Médani a dû enfiler tout de même un maillot à la cinquième épreuve, à savoir l’épreuve de la natation. De quoi augmenter les pressions au sein de la société.
Parfois, ces sportives doivent faire face au fanatisme même sur terrain. Farah Abel-Aziz assure que certains coéquipiers qui devaient jouer un match de ping-pong avec elle ne cessaient de lui conseiller de quitter la compétition. Ils lui disaient qu’elle avait grandi et qu’il fallait qu’elle arrête toute activité sportive, car cela n’est pas autorisé aux femmes en islam. « Ils n’osaient pas révéler leurs idées rigoristes aux joueuses qui ne portent pas le voile. En ce qui me concerne, ils jugeaient que je devais me retirer », assure Farah.
A l’étranger, il arrive parfois que ces sportives subissent une sorte de discrimination. Randa Atef, 18 ans, championne du monde de karaté, raconte qu’il y a quelques années, un arbitre l’avait chassée du terrain sans raison probante. Elle photographiait ses coéquipières installées sur le podium après avoir remporté la compétition. « J’ai senti qu’on m’avait poignardé au coeur et j’ai porté plainte à la Fédération internationale de Karaté, car je considérais cela comme une sorte de discrimination », raconte-t-elle.

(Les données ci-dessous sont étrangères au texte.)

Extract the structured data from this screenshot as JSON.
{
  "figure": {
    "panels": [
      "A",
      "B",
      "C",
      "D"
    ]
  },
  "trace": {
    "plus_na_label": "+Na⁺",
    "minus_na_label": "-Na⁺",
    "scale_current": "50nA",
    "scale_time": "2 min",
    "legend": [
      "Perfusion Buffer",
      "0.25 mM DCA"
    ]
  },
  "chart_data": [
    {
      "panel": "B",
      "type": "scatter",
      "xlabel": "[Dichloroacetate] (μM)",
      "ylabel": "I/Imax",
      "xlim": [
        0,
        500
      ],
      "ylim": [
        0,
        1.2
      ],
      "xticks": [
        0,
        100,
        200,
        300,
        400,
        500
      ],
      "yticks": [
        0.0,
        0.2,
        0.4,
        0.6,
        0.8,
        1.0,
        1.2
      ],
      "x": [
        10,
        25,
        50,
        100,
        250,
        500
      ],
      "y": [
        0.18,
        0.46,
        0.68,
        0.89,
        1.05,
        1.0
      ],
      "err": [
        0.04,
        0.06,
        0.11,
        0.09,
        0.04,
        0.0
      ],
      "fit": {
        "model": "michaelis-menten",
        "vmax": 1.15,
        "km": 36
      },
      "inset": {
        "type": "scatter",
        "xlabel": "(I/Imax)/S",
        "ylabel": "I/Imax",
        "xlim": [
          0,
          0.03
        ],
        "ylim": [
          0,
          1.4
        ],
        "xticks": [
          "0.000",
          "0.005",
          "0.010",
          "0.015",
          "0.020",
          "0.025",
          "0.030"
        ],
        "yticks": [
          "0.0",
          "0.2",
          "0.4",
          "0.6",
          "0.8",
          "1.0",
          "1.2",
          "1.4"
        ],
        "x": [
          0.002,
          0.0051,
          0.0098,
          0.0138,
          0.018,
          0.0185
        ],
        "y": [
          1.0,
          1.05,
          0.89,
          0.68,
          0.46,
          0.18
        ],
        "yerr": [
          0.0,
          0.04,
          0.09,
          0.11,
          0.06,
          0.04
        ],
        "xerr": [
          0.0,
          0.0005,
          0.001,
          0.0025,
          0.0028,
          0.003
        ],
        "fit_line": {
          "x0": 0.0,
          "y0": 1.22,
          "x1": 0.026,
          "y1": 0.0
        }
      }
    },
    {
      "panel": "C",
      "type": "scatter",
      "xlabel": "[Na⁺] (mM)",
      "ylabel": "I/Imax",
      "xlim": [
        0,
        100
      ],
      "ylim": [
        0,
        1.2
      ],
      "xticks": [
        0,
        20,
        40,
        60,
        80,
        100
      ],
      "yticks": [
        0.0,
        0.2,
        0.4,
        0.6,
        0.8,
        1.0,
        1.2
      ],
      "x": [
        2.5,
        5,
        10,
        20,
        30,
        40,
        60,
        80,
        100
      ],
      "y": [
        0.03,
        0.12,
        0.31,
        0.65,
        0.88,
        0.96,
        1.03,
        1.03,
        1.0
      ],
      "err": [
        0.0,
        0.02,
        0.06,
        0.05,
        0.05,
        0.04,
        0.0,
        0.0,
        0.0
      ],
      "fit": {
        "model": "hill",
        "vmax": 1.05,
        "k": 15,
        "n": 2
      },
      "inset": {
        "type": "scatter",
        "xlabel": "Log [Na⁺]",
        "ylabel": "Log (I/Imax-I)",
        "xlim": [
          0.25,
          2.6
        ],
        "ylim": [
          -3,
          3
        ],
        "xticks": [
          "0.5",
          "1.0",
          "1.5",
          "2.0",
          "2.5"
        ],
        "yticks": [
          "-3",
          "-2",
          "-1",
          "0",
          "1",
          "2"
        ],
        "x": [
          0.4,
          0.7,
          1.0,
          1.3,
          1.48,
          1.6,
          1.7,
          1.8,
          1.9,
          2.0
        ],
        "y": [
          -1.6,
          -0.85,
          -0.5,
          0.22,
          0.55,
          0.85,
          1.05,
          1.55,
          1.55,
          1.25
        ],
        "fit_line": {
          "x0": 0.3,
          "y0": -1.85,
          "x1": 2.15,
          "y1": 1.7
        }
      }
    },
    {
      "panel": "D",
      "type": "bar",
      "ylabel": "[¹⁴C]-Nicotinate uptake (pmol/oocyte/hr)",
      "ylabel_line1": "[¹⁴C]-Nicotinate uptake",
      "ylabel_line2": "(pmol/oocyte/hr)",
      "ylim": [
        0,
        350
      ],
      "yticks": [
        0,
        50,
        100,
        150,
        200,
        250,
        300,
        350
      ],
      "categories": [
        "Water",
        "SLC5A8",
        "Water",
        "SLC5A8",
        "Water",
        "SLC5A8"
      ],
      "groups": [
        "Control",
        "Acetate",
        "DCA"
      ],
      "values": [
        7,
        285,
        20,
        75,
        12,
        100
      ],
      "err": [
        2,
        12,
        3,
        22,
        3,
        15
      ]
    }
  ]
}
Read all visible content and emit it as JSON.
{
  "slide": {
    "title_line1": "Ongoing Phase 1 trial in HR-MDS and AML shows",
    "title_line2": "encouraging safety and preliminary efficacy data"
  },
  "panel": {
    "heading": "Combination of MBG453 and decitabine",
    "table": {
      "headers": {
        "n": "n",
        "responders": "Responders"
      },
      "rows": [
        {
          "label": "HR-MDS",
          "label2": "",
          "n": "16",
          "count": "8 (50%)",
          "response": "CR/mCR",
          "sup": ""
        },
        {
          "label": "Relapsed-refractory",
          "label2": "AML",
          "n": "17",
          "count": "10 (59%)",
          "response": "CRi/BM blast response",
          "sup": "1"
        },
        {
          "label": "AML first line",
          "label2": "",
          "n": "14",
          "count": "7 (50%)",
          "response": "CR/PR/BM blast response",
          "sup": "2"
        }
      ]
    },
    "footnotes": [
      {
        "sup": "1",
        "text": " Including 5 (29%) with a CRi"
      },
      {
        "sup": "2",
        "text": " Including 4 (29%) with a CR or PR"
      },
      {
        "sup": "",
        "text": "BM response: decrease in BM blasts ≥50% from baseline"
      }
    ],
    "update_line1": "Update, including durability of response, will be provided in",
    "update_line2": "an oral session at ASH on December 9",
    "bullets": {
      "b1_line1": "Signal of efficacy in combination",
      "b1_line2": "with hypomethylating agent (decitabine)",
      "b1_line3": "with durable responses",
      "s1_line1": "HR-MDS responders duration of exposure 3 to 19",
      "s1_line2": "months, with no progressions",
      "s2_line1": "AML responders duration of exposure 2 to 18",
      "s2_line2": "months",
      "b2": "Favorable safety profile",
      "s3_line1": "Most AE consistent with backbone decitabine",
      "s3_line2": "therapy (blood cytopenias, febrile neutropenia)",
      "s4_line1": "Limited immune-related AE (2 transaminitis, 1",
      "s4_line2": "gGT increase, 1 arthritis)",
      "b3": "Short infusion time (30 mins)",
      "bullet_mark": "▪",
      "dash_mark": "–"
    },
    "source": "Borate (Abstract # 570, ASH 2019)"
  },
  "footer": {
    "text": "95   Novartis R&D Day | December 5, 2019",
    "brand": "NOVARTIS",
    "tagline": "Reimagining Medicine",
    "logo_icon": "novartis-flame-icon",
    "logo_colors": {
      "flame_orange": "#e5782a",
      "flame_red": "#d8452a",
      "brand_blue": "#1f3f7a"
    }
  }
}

Voile ou pas, les hommes sont aussi moins enclins à s’unir avec des sportives. Randa Atef relate qu’un projet d’union a été annulé, car le prétendant ne voulait pas qu’elle continue à pratiquer du sport. « La plupart des hommes ont peur de se marier avec une sportive, car ils la trouvent audacieuse d’aller à l’étranger seule à n’importe quel moment pour participer à une compétition », conclut la championne de Karaté, qui n’a aucunement l’intention de stopper sa carrière de sportive pour autant.